Abstract

Ultrananocrystalline diamond (UNCD) films were implanted by oxygen ion and annealed at different temperatures. The electrical and structrual properties of O+-implanted UNCD films were investigated by Hall effects, high-resolution transmission electron microscopy (HRTEM) and uv Raman spectroscopy measurements. The results show that O+-implanted nano-sized diamond grains annealed at 800 °C and above give n-type conductivity to the sample and the UNCD film exhibits n-type resistivity with the carrier mobility of 1∼11 cm2 V−1s−1. With O+ dose increasing from 1015 to 1016 cm−2, diamond phase transits to the amorphous carbon phase accompanied by n-type semiconduction transforming to metallic conduction. In the 1014 cm−2 O+-implanted UNCD film, some amorphous carbon at grain boundaries transits to diamond phase with annealing temperature (Ta) increasing from 500 °C to 800–900 °C, and some of diamond grains are found to be converted to amorphous carbon phase again after 1000 °C annealing.

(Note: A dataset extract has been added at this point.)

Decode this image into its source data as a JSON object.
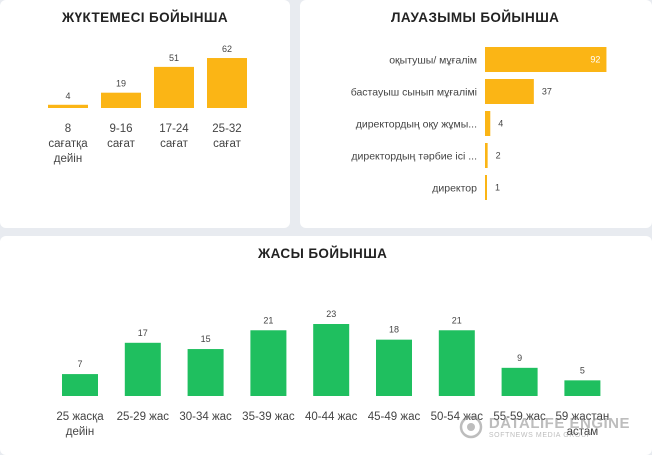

This phase transition is closely relative to the n-type conductivity of the UNCD films, in which n-type conductivity increases with the amorphous carbon phase transiting to diamond phase in the Ta range of 500–900 °C, and it decreases with diamond phase transiting to amorphous carbon phase in the case of 1000 °C annealing. It is indicated that the O+-implanted nano-sized diamond grains dominantly control the n-type conductivity of UNCD film in the Ta range of 800–900 °C, while the grain-boundary-conduction controls the n-type conductivty in UNCD film annealed at 1000 °C. In this case, a novel conduction mechanism that O+-implanted nano-sized diamond grains supply n-type conductivity and the amorphous carbon grain boundaries give a current path to the UNCD films is proposed.